Não dás ao sono uma capitulação. 

Se não puder ser pelos modos propostos

será com a mediação do fingimento. 

Nessa altura

todos saberão o segredo

do exílio sem mudar de pertences.

28.9.24

#3276

Um ziguezague furtivo 

finta o ocaso militante

adultera a noite 

com uma promessa de voz.

27.9.24

Ao circo

Um litro de farsa,

era

por obséquio. 

Sentia o sangue impronunciável

a querer meter o gancho no garrote

para não escorrer num frenesim escolástico

até atingir 

o imperturbável estado de estátua;

antes que fosse possível

as vendas foram consumidas por térmitas 

o do coldre saltou

excitado

o revólver acusado:

e todos aceitavam

antes fazer de conta

do que contar 

cadáveres daqueles com direito a sepultura. 

Depois disso 

alguém bolsou consoantes

(as vogais ficaram a cimentar as proteínas). 

As náuseas

não são objeto de disfarce.

Injustiças indocumentadas (436)

Massage 

in the bottle.

#3275

A noite 

na sua frágil janela 

esconde-se do medo.

26.9.24

Injustiças indocumentadas (435)

Contas os números 

mas os números 

não te contam nada.

Injustiças indocumentadas (434)

Deu uma volta ao mundo 

e o mundo 

agradeceu tanta generosidade.

#3274

À boca do lobo 

os verbos famintos 

na cerca dos estouvados.

25.9.24

#3273

Por conta dos dedos 

que amaciam o dia 

como se a pele sonhasse 

com os sonhos avivados na carne. 

24.9.24

Efeito rolha

Se são atirados os dados 

e uma confissão amanhece 

em vez das paredes caiadas

avivando mentiras hibernadas 

o tecido anquilosado

ou as bermas que não chegam a páginas 

fingem os fingimentos 

os fígulos sem juras anotadas 

no célere embasar da lua admirada.

#3272

Agarrados à loucura em embrião

somos mediadores dos disfarces 

os melhores embaixadores do não-eu.

23.9.24

Ponto; e vírgula

As aldeias falam cedo de mais.

Balbuciam as palavras perdidas 

as que as viúvas apanham do chão.

Das artes deixadas sem legado 

torna-se o futuro procurador; 

as horas socorrem o enfado 

e os velhos já não se arrastam 

nas mesas dos cafés 

na língua comprida 

de quem muito a exercita

na viuvez dentada que arpoa outro dia.

São estas suíças mal aparadas 

e os xailes descuidados

que rimam com a canseira da velhice. 

Os outros 

ainda só aspiram ao envelhecimento,

tão ingénuos e inglórios.

#3271

Deixa estar o futuro 

no lugar a que pertence.

22.9.24

#3270

O elixir dança 

nas veias embuçadas

destrona o vício da vida descendente.

21.9.24

#3269

As lágrimas chamam por um lenço enxuto 

as armas pedem um lençol desembargado.

20.9.24

Injustiças indocumentadas (433)

As pessoas 

fogem a sete pés, 

embora só tenham dois.

Injustiças indocumentadas (432)

amigos do peito; 

e do resto?

#3268

Não mandem 

os mastins ao dentista, 

precisamos da carne intacta.

19.9.24

Pétalas dançantes

Despejo o fogo perdido no coldre puído. 

As entranhas sacodem as orações avulsas. 

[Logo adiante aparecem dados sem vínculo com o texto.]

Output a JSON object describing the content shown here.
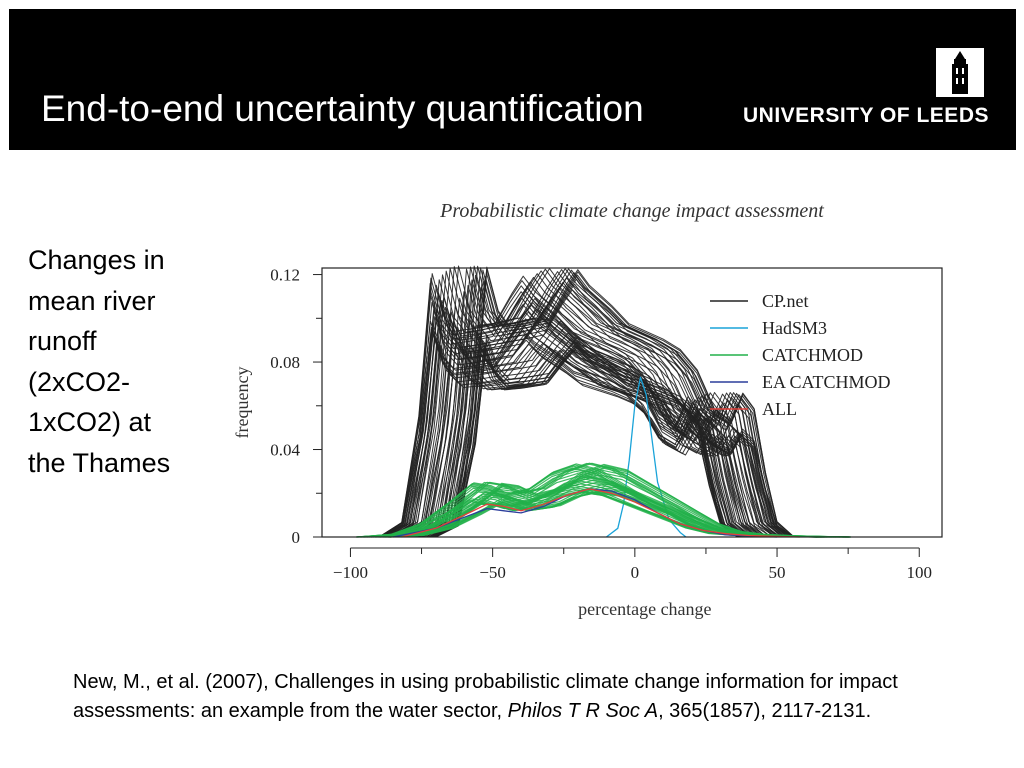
{
  "slide": {
    "title": "End-to-end uncertainty quantification",
    "logo_text": "UNIVERSITY OF LEEDS",
    "caption": "Changes in mean river runoff (2xCO2-1xCO2) at the Thames",
    "citation": {
      "text": "New, M., et al. (2007), Challenges in using probabilistic climate change information for impact assessments: an example from the water sector, ",
      "journal": "Philos T R Soc A",
      "rest": ", 365(1857), 2117-2131."
    }
  },
  "chart_data": {
    "type": "line",
    "title": "Probabilistic climate change impact assessment",
    "xlabel": "percentage change",
    "ylabel": "frequency",
    "xlim": [
      -110,
      108
    ],
    "ylim": [
      0,
      0.123
    ],
    "xticks": [
      -100,
      -50,
      0,
      50,
      100
    ],
    "xtick_labels": [
      "−100",
      "−50",
      "0",
      "50",
      "100"
    ],
    "yticks": [
      0,
      0.04,
      0.08,
      0.12
    ],
    "ytick_labels": [
      "0",
      "0.04",
      "0.08",
      "0.12"
    ],
    "legend_position": "top-right",
    "grid": false,
    "series": [
      {
        "name": "CP.net",
        "color": "#222222",
        "x": [
          -80,
          -72,
          -66,
          -62,
          -58,
          -54,
          -48,
          -40,
          -34,
          -30,
          -26,
          -22,
          -18,
          -12,
          -6,
          0,
          6,
          12,
          18,
          24,
          28,
          32,
          36,
          40,
          46
        ],
        "y": [
          0,
          0.006,
          0.05,
          0.105,
          0.088,
          0.082,
          0.083,
          0.085,
          0.097,
          0.104,
          0.098,
          0.094,
          0.09,
          0.083,
          0.08,
          0.077,
          0.073,
          0.065,
          0.05,
          0.045,
          0.056,
          0.05,
          0.025,
          0.006,
          0
        ]
      },
      {
        "name": "HadSM3",
        "color": "#1aa3d9",
        "x": [
          -10,
          -6,
          -4,
          -2,
          0,
          2,
          4,
          6,
          8,
          12,
          16,
          18
        ],
        "y": [
          0,
          0.004,
          0.015,
          0.035,
          0.06,
          0.073,
          0.065,
          0.045,
          0.025,
          0.008,
          0.002,
          0
        ]
      },
      {
        "name": "CATCHMOD",
        "color": "#22b04a",
        "x": [
          -92,
          -80,
          -70,
          -60,
          -52,
          -46,
          -40,
          -32,
          -24,
          -16,
          -8,
          0,
          8,
          16,
          24,
          32,
          40,
          50,
          60,
          70
        ],
        "y": [
          0,
          0.001,
          0.005,
          0.013,
          0.02,
          0.019,
          0.016,
          0.018,
          0.024,
          0.027,
          0.025,
          0.02,
          0.015,
          0.01,
          0.005,
          0.002,
          0.001,
          0.0005,
          0.0002,
          0
        ]
      },
      {
        "name": "EA CATCHMOD",
        "color": "#2c3e9c",
        "x": [
          -85,
          -70,
          -60,
          -52,
          -46,
          -40,
          -32,
          -24,
          -16,
          -8,
          0,
          8,
          16,
          24,
          32,
          40,
          50
        ],
        "y": [
          0,
          0.004,
          0.009,
          0.013,
          0.012,
          0.011,
          0.014,
          0.019,
          0.022,
          0.021,
          0.017,
          0.011,
          0.006,
          0.003,
          0.001,
          0.0005,
          0
        ]
      },
      {
        "name": "ALL",
        "color": "#e0413a",
        "x": [
          -82,
          -70,
          -60,
          -52,
          -46,
          -40,
          -32,
          -24,
          -16,
          -8,
          0,
          8,
          16,
          24,
          32,
          40,
          48,
          58
        ],
        "y": [
          0,
          0.004,
          0.01,
          0.015,
          0.014,
          0.012,
          0.015,
          0.019,
          0.022,
          0.02,
          0.016,
          0.011,
          0.006,
          0.003,
          0.0015,
          0.0007,
          0.0003,
          0
        ]
      }
    ]
  }
}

Não foi em vão o destino à míngua de bússola. 

O amanhecer irradia os rostos adiados. 

Alguns fazem-se adidos das esculturas perenes:

se pudessem também eram perenes;

se soubessem, antes ficassem como são. 

Os arruamentos são como muralhas;

escondem dos corsários as incontinentes misérias. 

Escondem-se envergonhadas pelo que não são. 

Fogem dos dias alumínios que roçam as arestas. 

A carne viva cuida das cicatrizes 

no provável silêncio. 

Não são a matéria apodrecida que dança 

no avesso das ondas. 

Não são o ciciar espectral que denomina o medo. 

O xisto endurecido é a cama para a fala continua. 

A encomenda dos pesares não precisa de procurador. 

Destemidas as almas que voam no sonho dos dias 

no lugar onde o medo se extinguiu 

e o arnês ficou vago.

Injustiças indocumentadas (431)

Há os que cantam 

e seus males espantam 

e os que cantam 

e em nós males semeiam.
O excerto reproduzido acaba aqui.